U26 downregulates MAVS expression. (A) U26 decreased the expression of exogenous MAVS without affecting STING expression. HEK293T cells were transfected with the plasmid for either HA-tagged MAVS or Myc-tagged STING expression alone or together with Flag-tagged U26. Cell lysates were resolved by SDS-PAGE, followed by immunoprecipitation with anti-Flag, anti-HA, and anti-Myc. (B) MAVS affected virus propagation. (Left) MT4 cells were lentivirally transduced with MAVS gRNA or control gRNA and selected with puromycin (0.5 μg/ml). MAVS knockout (KO) efficacy was confirmed by Western blotting. (Middle) MAVS knockout cells and control cells were infected with HHV-6B and harvested at 8 h, 16 h, 24 h, 48 h, and 72 h postinfection. The cell lysates were detected by Western blotting with anti-IE1 and antiactin. (Right) Real-time PCR was used to detect HHV-6 genome copies in infected cells and culture medium. (C) U26-mediated MAVS reduction was dependent on the proteasome pathway rather than lysosome pathways. HEK293T cells expressing Flag-tagged MAVS and HA-tagged U26 were treated with MG132 (left) or chloroquine (right) for 4 h. (D) U26 accelerated the ubiquitination of MAVS. HEK293T cells were transfected with plasmids encoding Flag-tagged MAVS together with HA-tagged K48 ubiquitin or HA-tagged K63 ubiquitin. The cells were prepared for immunoprecipitation assays with anti-Flag antibody followed by immunoblot analysis with the indicated antibodies. (E) Detection of endogenous MAVS protein. Cell lysates of U26-expressing HEK293T or control cells were immunoblotted with anti-MAVS. (F, left) Control shRNA- or U26 shRNA-expressing MT4 cells were infected with HHV-6B for 24 h, and endogenous MAVS was detected with anti-MAVS by immunoblot analysis. (Right) U26 knockdown efficacy was confirmed by RT-qPCR.

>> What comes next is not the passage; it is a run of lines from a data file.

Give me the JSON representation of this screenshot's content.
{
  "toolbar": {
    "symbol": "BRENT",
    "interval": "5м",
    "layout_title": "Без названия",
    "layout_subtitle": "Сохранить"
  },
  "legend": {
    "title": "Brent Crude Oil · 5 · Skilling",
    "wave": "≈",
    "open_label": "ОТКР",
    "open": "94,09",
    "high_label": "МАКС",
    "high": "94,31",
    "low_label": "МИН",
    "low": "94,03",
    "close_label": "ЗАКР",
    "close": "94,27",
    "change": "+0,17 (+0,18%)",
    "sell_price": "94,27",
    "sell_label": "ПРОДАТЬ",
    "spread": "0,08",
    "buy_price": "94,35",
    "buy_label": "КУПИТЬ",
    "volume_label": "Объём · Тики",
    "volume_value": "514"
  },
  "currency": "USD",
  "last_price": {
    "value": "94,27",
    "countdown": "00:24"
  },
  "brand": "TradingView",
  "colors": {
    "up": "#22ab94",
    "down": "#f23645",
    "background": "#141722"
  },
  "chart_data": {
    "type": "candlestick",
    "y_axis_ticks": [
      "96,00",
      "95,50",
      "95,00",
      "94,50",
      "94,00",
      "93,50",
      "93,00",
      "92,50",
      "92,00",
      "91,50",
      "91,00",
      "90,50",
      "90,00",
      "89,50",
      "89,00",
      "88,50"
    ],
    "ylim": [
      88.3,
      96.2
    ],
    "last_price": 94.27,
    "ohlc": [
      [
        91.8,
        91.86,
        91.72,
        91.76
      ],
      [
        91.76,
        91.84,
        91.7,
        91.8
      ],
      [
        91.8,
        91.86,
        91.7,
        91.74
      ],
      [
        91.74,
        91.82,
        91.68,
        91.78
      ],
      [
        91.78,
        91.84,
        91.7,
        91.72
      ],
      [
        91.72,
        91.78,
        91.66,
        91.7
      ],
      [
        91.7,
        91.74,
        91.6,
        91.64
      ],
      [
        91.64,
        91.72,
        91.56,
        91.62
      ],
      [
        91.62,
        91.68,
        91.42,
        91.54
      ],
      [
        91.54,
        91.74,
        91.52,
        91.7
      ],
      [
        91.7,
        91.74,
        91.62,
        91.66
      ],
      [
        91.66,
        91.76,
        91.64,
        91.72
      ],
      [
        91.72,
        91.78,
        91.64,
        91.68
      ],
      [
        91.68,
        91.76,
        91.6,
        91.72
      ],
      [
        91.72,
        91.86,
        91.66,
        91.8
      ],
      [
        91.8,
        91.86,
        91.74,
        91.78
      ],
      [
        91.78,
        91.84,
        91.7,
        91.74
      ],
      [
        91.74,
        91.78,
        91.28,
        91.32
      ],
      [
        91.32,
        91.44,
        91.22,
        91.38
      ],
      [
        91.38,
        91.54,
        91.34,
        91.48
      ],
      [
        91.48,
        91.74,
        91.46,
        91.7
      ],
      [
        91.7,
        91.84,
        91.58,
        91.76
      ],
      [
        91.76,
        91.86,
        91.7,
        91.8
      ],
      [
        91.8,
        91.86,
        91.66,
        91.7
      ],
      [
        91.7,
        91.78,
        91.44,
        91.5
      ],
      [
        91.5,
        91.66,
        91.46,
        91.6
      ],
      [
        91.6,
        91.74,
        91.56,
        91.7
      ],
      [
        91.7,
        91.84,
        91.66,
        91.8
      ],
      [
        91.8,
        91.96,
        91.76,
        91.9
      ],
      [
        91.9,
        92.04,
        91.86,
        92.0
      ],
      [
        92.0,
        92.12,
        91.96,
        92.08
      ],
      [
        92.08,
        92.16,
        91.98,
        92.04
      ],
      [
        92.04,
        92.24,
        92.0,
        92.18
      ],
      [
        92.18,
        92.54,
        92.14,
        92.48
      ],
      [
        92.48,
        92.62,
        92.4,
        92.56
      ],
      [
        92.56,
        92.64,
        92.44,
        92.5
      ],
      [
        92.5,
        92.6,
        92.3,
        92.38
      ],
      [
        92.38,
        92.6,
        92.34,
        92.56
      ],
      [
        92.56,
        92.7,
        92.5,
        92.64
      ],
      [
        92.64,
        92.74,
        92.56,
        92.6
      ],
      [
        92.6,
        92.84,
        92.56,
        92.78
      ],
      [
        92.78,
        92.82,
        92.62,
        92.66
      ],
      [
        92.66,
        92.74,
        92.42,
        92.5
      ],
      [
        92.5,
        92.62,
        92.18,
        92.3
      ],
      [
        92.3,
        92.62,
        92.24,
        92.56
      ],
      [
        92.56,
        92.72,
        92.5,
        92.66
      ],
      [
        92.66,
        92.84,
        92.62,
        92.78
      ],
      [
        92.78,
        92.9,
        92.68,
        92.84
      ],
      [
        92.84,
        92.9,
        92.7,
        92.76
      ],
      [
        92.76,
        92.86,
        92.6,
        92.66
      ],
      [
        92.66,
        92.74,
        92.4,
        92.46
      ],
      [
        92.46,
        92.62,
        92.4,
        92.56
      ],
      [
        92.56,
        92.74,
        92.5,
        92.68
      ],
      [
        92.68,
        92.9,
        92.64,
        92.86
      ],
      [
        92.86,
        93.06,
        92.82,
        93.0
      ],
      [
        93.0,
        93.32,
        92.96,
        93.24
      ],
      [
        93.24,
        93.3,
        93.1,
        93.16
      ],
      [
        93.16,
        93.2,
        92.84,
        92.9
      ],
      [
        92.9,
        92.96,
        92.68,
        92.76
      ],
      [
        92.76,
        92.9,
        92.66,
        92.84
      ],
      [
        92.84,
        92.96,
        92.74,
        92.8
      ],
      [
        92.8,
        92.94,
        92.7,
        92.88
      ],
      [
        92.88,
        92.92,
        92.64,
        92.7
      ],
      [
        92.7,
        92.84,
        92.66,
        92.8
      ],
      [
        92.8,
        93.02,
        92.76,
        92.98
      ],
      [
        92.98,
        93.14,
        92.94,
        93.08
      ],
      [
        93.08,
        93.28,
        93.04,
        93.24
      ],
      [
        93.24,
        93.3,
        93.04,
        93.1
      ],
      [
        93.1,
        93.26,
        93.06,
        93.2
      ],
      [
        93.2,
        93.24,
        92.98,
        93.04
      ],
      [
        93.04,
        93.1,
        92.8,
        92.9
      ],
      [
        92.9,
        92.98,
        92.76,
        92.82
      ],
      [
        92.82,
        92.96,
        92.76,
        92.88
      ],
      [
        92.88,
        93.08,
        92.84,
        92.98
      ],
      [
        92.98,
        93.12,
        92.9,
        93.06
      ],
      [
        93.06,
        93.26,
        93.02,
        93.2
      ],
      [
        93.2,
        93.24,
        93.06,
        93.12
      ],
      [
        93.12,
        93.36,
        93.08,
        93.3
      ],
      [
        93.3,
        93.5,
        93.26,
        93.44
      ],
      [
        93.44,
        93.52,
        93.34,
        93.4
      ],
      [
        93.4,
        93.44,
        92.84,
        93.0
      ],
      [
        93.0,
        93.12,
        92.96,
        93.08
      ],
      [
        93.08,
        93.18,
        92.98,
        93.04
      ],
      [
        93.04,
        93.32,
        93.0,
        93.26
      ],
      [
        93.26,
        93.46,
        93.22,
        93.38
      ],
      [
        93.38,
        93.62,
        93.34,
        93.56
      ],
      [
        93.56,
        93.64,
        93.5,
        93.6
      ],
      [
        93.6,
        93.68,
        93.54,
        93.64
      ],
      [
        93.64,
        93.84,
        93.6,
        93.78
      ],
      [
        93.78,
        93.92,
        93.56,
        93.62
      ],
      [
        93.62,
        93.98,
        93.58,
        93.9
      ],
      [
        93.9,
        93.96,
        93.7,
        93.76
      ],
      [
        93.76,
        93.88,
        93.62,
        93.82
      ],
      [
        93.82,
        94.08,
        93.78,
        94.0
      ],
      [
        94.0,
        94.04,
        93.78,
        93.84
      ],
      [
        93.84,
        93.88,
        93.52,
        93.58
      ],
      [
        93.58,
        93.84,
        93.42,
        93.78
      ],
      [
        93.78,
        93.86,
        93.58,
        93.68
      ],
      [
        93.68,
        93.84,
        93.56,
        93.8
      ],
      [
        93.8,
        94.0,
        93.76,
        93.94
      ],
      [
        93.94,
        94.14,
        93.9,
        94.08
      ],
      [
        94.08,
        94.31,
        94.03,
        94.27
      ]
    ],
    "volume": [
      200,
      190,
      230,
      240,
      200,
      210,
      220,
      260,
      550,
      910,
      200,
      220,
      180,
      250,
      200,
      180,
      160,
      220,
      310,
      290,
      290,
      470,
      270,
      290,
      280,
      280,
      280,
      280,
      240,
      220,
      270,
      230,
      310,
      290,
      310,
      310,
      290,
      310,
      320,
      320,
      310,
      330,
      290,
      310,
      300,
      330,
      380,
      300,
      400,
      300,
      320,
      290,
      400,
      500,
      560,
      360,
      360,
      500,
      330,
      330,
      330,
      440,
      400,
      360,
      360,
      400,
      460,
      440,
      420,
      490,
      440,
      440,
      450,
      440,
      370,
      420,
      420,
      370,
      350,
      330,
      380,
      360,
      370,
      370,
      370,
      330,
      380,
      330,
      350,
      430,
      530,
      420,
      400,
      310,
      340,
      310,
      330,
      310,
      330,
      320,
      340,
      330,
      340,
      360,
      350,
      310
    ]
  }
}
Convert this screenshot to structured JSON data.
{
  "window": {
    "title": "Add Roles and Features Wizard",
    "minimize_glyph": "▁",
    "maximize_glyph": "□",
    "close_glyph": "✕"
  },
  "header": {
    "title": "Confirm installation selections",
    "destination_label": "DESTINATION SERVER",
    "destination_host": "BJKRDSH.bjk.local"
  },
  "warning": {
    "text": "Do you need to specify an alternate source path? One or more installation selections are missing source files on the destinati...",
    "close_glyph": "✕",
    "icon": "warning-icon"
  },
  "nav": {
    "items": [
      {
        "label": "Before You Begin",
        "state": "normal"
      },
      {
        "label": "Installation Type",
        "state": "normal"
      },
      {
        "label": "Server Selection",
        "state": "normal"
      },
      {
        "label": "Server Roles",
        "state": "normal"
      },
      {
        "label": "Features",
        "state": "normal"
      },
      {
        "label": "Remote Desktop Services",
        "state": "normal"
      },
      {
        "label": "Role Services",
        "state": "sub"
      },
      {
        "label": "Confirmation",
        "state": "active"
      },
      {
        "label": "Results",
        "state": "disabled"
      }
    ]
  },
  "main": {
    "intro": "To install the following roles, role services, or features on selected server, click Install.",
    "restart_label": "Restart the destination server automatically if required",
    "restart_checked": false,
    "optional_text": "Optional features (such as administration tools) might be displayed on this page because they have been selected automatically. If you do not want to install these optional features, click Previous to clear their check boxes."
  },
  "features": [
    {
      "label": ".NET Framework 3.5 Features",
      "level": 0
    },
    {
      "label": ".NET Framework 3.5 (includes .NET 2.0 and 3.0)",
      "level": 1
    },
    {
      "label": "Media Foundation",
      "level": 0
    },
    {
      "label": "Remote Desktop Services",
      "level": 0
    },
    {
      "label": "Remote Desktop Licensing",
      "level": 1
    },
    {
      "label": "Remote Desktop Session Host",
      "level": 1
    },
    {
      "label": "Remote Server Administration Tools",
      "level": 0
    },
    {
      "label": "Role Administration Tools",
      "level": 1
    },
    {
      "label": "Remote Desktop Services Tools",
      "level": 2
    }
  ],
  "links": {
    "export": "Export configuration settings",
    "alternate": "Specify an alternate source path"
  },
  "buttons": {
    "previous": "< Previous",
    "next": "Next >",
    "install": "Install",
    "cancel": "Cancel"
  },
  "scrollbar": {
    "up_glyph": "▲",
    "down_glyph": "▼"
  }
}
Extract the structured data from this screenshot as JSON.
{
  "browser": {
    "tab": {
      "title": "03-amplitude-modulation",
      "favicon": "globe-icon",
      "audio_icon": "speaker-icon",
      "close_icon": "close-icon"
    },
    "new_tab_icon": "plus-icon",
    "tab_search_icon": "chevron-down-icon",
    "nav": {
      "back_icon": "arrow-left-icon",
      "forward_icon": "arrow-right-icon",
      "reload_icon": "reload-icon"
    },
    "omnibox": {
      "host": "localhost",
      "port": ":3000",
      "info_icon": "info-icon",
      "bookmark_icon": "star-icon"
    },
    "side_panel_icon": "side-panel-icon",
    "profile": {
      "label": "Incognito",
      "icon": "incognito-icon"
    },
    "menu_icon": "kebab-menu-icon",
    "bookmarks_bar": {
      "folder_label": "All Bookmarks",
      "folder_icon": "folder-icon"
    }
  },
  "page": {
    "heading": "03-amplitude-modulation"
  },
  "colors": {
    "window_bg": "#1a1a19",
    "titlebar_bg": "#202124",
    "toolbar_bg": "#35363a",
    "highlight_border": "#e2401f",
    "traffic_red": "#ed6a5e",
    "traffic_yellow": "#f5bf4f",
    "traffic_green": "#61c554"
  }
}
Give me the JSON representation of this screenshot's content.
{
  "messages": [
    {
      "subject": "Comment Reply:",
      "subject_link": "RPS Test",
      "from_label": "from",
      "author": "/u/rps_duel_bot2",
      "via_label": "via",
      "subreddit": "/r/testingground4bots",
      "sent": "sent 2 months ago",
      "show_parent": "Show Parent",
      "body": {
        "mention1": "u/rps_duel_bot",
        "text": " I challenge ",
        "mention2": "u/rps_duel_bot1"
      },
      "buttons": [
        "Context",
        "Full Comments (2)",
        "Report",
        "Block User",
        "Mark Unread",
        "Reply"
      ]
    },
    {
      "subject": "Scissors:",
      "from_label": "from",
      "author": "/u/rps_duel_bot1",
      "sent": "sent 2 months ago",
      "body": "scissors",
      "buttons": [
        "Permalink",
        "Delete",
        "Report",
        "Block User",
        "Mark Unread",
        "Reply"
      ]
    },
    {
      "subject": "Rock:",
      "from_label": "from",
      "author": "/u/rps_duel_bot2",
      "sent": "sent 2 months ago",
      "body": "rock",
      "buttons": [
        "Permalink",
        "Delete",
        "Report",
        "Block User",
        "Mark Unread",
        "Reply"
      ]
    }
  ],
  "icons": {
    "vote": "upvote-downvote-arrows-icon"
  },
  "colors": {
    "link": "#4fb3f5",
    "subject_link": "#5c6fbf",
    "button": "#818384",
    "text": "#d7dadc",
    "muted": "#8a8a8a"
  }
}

U26 inhibits the RLR/MAVS/IRF3 signaling pathway.Since U26 downregulated MAVS expression, we hypothesized that mitochondrion-located U26 could negatively regulate the MAVS-mediated signal pathway, thereby inhibiting the production of IFNs and other cytokines. To test this hypothesis, we expressed U26 in HEK293T cells and measured the expression of MAVS-mediated antiviral factors by RT-qPCR. We found that IFN-β and IL-6 cytokine expression was dramatically reduced (Fig. 5A, left). In HHV-6-infected cells, U26 knockdown also resulted in the upregulation of the expression of these two cytokines (Fig. 5A, right). These results indicate the HHV-6B U26 can significantly inhibit the activation of the MAVS-mediated signal pathway. There are two major signal pathways for MAVS to induce cytokine expression. One is the IKK/NF-κB pathway, and the other is the TBK1/IRF3 pathway (Fig. 5B). To further examine which signaling pathway was affected by U26, we analyzed the phosphorylation form of key molecules in these pathways by immunoblot assays. We transfected HEK293T cells with the plasmid for Flag-tagged MAVS expression alone or together with U26 and tested the phosphorylation form of IKKα, IKKβ, and NF-κB in these cells. We found that U26 had minor effects on these proteins’ phosphorylation, which meant that U26 might have a slight effect on this signaling pathway (Fig. 5C). However, when checking the other signaling pathway, we found that U26 dramatically reduced the expression and phosphorylation of TBK1 and IRF3 (Fig. 5D). To confirm U26 inhibition of the TBK1/IRF3 signal pathway, we used U26 shRNA-expressing lentivirus to knock down U26 expression in MT4 cells during HHV-6B infection and then analyzed the phosphorylation of these proteins. The results showed that the phosphorylation of TBK1 and IRF3 was upregulated in U26 knockdown cells compared with that in control cells (Fig. 5E). These data indicated that U26 negatively regulated the RLR/MAVS signal cascade mainly through the TBK1/IRF3 pathway.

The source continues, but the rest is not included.